American president Barack Obama’s unfriendly coal policy appears to have turned coal-heavy districts and states in the Appalachian Mountains region decidedly in favor of Republicans. Politico reports that these areas overwhelmingly backed conservative candidates who vowed to oppose what they described as the president’s “war on coal” in elections last week.
In West Virginia, Republicans took control of the state legislature for the first time since 1931 when Franklin Delano Roosevelt turned the state into a Democratic stronghold. The state also sent a Republican senator to Washington DC for the first time in over half a century.
Obama was never popular in West Virginia. He lost the state to Hillary Clinton in the Democratic Party’s primary election in 2008 and to John McCain in the general election that year. Republican Mitt Romney got over 62 percent support there in last year’s presidential election against just 36 percent for the president.
West Virginia is the largest coal producer east of the Mississippi River and accounts for one tenth of the nation’s total coal production. 30,000 West Virginians are employed in the industry. Many more depend on it indirectly.
Coal workers were appalled when in early 2008, Obama, then a senator, predicted that under his administration, “if someone wants to build a coal power plant, they can, it’s just that it will bankrupt them because they are going to be charged a huge sum for all that greenhouse gas that’s being emitted.”
As president, he failed to enact the sort of cap-and-trade legislation that would have taxed carbon emissions but constructing new coal plants has become virtually impossible anyway as a result of new environmental standards. This has already pushed dozens of old coal-fired power plants into retirement.
While West Virginia was trending toward the Republican Party for several years already, in Kentucky, too, the president’s coal policy appears to have helped decide the race, according to Politico — in favor of Senate leader Mitch McConnell.
McConnell won by the largest margins in the state’s coal-producing counties, often topping the 70 percent mark.
The coal-producing areas’ shift to Republicans has to do with more than coal, though.
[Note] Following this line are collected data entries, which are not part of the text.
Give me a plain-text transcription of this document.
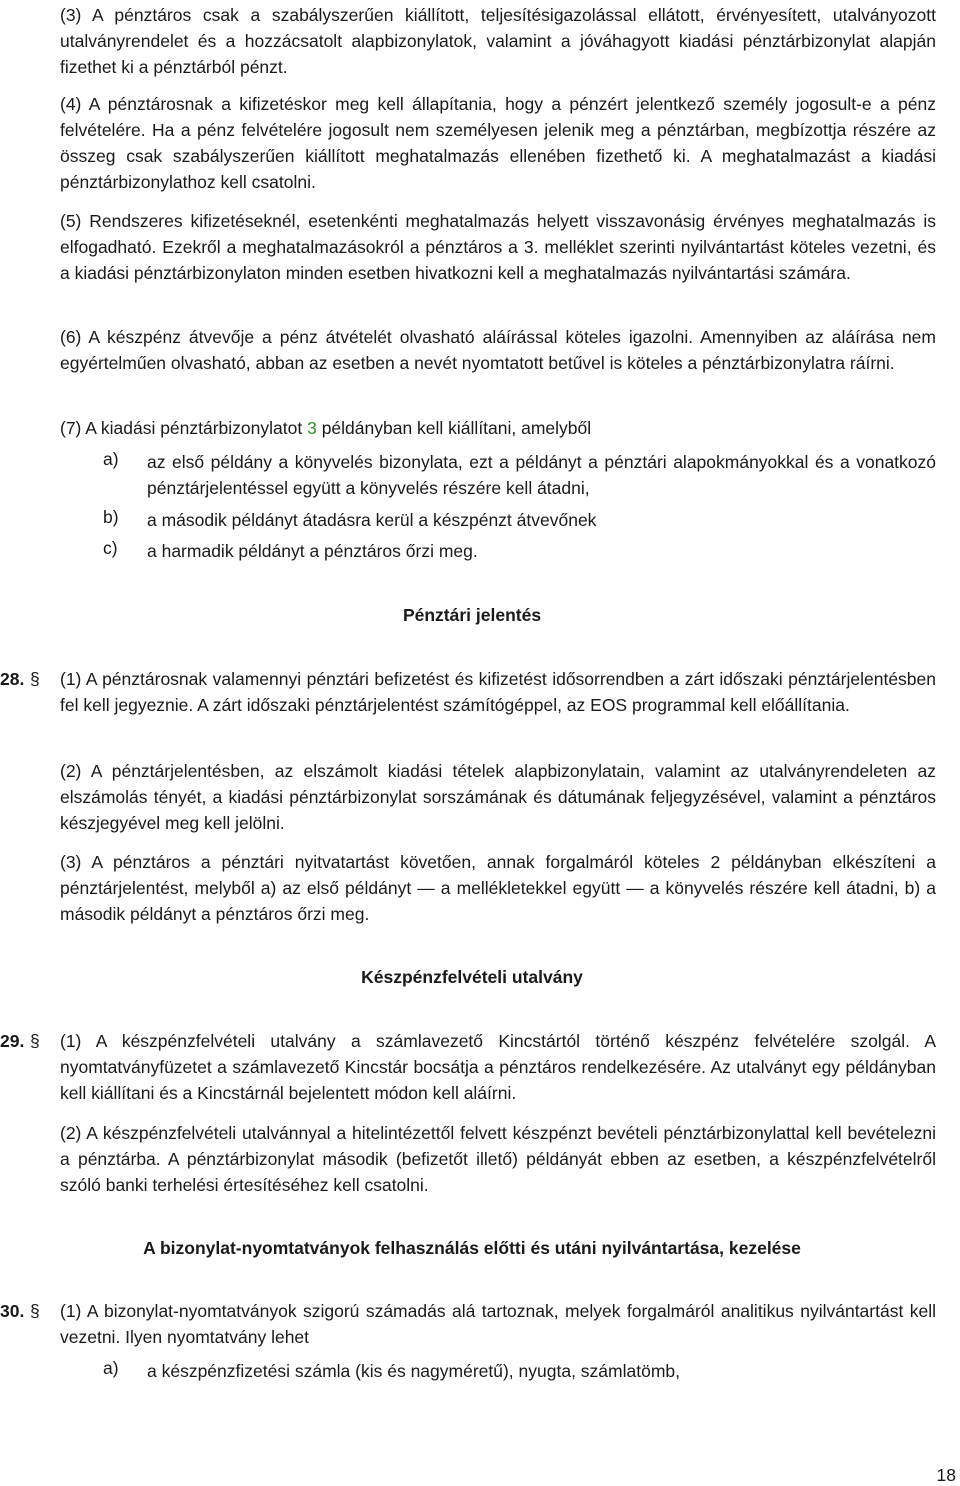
(3) A pénztáros csak a szabályszerűen kiállított, teljesítésigazolással ellátott, érvényesített, utalványozott utalványrendelet és a hozzácsatolt alapbizonylatok, valamint a jóváhagyott kiadási pénztárbizonylat alapján fizethet ki a pénztárból pénzt.

(4) A pénztárosnak a kifizetéskor meg kell állapítania, hogy a pénzért jelentkező személy jogosult-e a pénz felvételére. Ha a pénz felvételére jogosult nem személyesen jelenik meg a pénztárban, megbízottja részére az összeg csak szabályszerűen kiállított meghatalmazás ellenében fizethető ki. A meghatalmazást a kiadási pénztárbizonylathoz kell csatolni.

(5) Rendszeres kifizetéseknél, esetenkénti meghatalmazás helyett visszavonásig érvényes meghatalmazás is elfogadható. Ezekről a meghatalmazásokról a pénztáros a 3. melléklet szerinti nyilvántartást köteles vezetni, és a kiadási pénztárbizonylaton minden esetben hivatkozni kell a meghatalmazás nyilvántartási számára.

(6) A készpénz átvevője a pénz átvételét olvasható aláírással köteles igazolni. Amennyiben az aláírása nem egyértelműen olvasható, abban az esetben a nevét nyomtatott betűvel is köteles a pénztárbizonylatra ráírni.

(7) A kiadási pénztárbizonylatot 3 példányban kell kiállítani, amelyből

a)	az első példány a könyvelés bizonylata, ezt a példányt a pénztári alapokmányokkal és a vonatkozó pénztárjelentéssel együtt a könyvelés részére kell átadni,

b)	a második példányt átadásra kerül a készpénzt átvevőnek

c)	a harmadik példányt a pénztáros őrzi meg.

Pénztári jelentés
28. §	(1) A pénztárosnak valamennyi pénztári befizetést és kifizetést idősorrendben a zárt időszaki pénztárjelentésben fel kell jegyeznie. A zárt időszaki pénztárjelentést számítógéppel, az EOS programmal kell előállítania.

(2) A pénztárjelentésben, az elszámolt kiadási tételek alapbizonylatain, valamint az utalványrendeleten az elszámolás tényét, a kiadási pénztárbizonylat sorszámának és dátumának feljegyzésével, valamint a pénztáros készjegyével meg kell jelölni.

(3) A pénztáros a pénztári nyitvatartást követően, annak forgalmáról köteles 2 példányban elkészíteni a pénztárjelentést, melyből a) az első példányt — a mellékletekkel együtt — a könyvelés részére kell átadni, b) a második példányt a pénztáros őrzi meg.

Készpénzfelvételi utalvány
29. §	(1) A készpénzfelvételi utalvány a számlavezető Kincstártól történő készpénz felvételére szolgál. A nyomtatványfüzetet a számlavezető Kincstár bocsátja a pénztáros rendelkezésére. Az utalványt egy példányban kell kiállítani és a Kincstárnál bejelentett módon kell aláírni.

(2) A készpénzfelvételi utalvánnyal a hitelintézettől felvett készpénzt bevételi pénztárbizonylattal kell bevételezni a pénztárba. A pénztárbizonylat második (befizetőt illető) példányát ebben az esetben, a készpénzfelvételről szóló banki terhelési értesítéséhez kell csatolni.

A bizonylat-nyomtatványok felhasználás előtti és utáni nyilvántartása, kezelése
30. §	(1) A bizonylat-nyomtatványok szigorú számadás alá tartoznak, melyek forgalmáról analitikus nyilvántartást kell vezetni. Ilyen nyomtatvány lehet

a)	a készpénzfizetési számla (kis és nagyméretű), nyugta, számlatömb,

18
These regions belong to what Colin Woodard, a journalist, called “Greater Appalachia” in his 2011 book, American Nations: A History of the Eleven Rival Regional Cultures of North America. “Lampooned by writers and screenwriters as the home of rednecks, hillbillies, crackers and white trash,” the area is characterized by a fierce commitment to individual liberty and it is intensely suspicious of both the traditional Southern white elite and Northeastern social engineers. Besides Kentucky and West Virginia, it encompasses Tennessee, southern Illinois, Indiana and Ohio as well as parts of Arkansas, Missouri and Oklahoma.
According to Woodard, “Greater Appalachia has shifted alliances depending on who appeared to be the greatest threat to their freedom.”
It was with the Union in the Civil War. Since Reconstruction, and especially since the upheavals of the 1960s, it has joined with [the] Deep South to counter federal overrides of local preference.
As the Republican Party changed from being liberal to conservative and the Democratic Party lost the support of Southern whites when it reinvented itself as a left-wing party, it was only a matter of time before Appalachians would switch definitively to the Republican side. Obama’s “war on coal” gave them just the excuse they needed to eject the few Democrats who had managed to hold on to their seats in the region.